How do you use the second derivative test to find the relative maxima and minima of the given $f\left( x \right)={{x}^{4}}-\left( 2{{x}^{2}} \right)+3$

Answer 1

Solution

We are said to find the relative maxima and minima using the second derivative test. So, we will start with finding the first derivative and then equal that to zero to find the points of maxima or minima. Again, we will find the second derivative to find that in which point we have maximum or in which point minimum values.

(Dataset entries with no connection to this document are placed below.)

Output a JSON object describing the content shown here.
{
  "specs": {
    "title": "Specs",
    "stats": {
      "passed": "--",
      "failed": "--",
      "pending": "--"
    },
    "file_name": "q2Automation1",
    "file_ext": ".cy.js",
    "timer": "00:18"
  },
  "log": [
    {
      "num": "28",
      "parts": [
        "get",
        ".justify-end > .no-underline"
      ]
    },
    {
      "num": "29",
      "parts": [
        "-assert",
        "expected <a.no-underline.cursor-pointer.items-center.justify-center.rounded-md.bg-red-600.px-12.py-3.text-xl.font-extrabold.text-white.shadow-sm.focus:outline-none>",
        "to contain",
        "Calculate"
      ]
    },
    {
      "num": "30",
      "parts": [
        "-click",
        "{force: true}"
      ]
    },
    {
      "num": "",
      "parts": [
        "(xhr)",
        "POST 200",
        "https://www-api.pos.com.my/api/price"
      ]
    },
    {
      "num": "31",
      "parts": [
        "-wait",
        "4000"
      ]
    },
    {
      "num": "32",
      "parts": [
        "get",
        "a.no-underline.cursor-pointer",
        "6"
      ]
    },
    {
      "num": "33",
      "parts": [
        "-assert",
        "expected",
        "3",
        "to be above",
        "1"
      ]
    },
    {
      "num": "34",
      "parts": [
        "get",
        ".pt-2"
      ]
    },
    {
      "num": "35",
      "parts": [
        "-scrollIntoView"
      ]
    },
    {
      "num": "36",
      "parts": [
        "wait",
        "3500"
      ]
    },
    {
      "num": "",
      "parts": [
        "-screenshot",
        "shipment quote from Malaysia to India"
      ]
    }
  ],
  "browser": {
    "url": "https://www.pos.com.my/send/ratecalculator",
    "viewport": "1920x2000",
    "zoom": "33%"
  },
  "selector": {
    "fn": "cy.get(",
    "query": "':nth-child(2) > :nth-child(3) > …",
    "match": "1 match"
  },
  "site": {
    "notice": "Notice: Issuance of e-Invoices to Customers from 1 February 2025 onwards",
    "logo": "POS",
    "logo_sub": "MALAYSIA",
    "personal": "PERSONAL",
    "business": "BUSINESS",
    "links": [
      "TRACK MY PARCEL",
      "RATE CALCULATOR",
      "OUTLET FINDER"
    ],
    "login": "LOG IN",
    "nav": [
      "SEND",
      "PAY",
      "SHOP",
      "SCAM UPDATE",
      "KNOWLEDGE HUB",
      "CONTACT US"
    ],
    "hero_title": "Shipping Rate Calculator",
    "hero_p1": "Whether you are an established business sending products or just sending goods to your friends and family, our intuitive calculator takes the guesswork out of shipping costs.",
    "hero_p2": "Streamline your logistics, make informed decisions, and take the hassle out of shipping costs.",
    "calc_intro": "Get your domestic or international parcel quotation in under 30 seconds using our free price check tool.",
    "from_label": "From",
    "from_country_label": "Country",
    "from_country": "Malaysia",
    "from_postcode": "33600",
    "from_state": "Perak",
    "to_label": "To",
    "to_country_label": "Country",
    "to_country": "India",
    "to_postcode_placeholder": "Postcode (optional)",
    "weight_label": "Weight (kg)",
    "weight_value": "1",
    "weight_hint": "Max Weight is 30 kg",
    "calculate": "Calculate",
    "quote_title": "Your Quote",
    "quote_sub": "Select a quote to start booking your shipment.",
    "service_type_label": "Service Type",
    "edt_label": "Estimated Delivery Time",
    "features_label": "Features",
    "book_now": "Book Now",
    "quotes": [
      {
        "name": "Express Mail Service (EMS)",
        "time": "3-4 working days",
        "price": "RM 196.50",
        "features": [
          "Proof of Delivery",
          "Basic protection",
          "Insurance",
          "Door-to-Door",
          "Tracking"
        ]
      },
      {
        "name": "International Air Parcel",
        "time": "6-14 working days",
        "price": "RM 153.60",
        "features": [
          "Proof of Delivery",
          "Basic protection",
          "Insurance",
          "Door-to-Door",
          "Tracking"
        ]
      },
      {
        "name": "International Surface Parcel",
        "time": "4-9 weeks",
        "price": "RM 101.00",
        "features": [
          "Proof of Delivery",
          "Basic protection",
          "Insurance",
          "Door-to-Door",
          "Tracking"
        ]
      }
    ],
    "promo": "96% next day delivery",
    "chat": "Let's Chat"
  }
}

Complete step by step solution:
According to the question, we have, $f\left( x \right)={{x}^{4}}-\left( 2{{x}^{2}} \right)+3$ gives you a curve.
Here we want to find the curve's relative maxima and minima, that is, where the curve stops increasing to start decreasing or vice-versa. At these points, the curve's slope will be null.
Now, to start with, we will find, $\dfrac{df}{dx}$ which gives you the variations of this curve's slope.
$\dfrac{df}{dx}=4{{x}^{3}}-4x$
Let's look for the solutions to $\dfrac{df}{dx}=0$
Thus we get, $\dfrac{df}{dx}=4{{x}^{3}}-4x=0$
$\Rightarrow 4x\left( {{x}^{2}}-1 \right)=0$
We are getting, 4x = 0 or ${{x}^{2}}-1=0$
So, from the first equation, x = 0, and second equation gives us, ${{x}^{2}}=1\Rightarrow x=\pm 1$
We have three solutions here: x = 0 ,1, -1
Now we want to know if these points are maxima or minima.
If a point is a maximum , the curve will be increasing before reaching the point and be decreasing after passing the point.
If a point is a minimum , the curve will be decreasing before reaching the point and be increasing after passing the point.
When a curve is increasing, its slope is positive.
When a curve is decreasing, its slope is negative.
So we want to know if, at a given point, the slope (first derivative) is positive gives us the minimum value of the function and negative slope gives us the maximum value of the function.
To do so, we use the second derivative now.
$\dfrac{{{d}^{2}}f}{d{{x}^{2}}}=\dfrac{d}{dx}\left( \dfrac{df}{dx} \right)$
Thus we get, $\dfrac{d}{dx}\left( \dfrac{df}{dx} \right)=\dfrac{d}{dx}\left( 4{{x}^{3}}-4x \right)=12{{x}^{2}}-4$
Now, putting the values,
For x = 0, $\dfrac{{{d}^{2}}f}{d{{x}^{2}}}=12.{{\left( 0 \right)}^{2}}-4=0-4=-4$
The slope is decreasing around 0, therefore, we have a maximum here.
For x = 1, $\dfrac{{{d}^{2}}f}{d{{x}^{2}}}=12.{{\left( 1 \right)}^{2}}-4=12-4=8$
The slope is increasing around 1, therefore, we have a minimum here.
For x = -1, $\dfrac{{{d}^{2}}f}{d{{x}^{2}}}=12.{{\left( -1 \right)}^{2}}-4=12-4=8$
The slope is increasing around - 1, therefore, we have a minimum here.

Note: In this problem, we are trying to find the relative maximum and minimum of a function. A relative maximum is where the first derivative is null and the second derivative is negative. A relative minimum is where the first derivative is null and the second derivative is positive.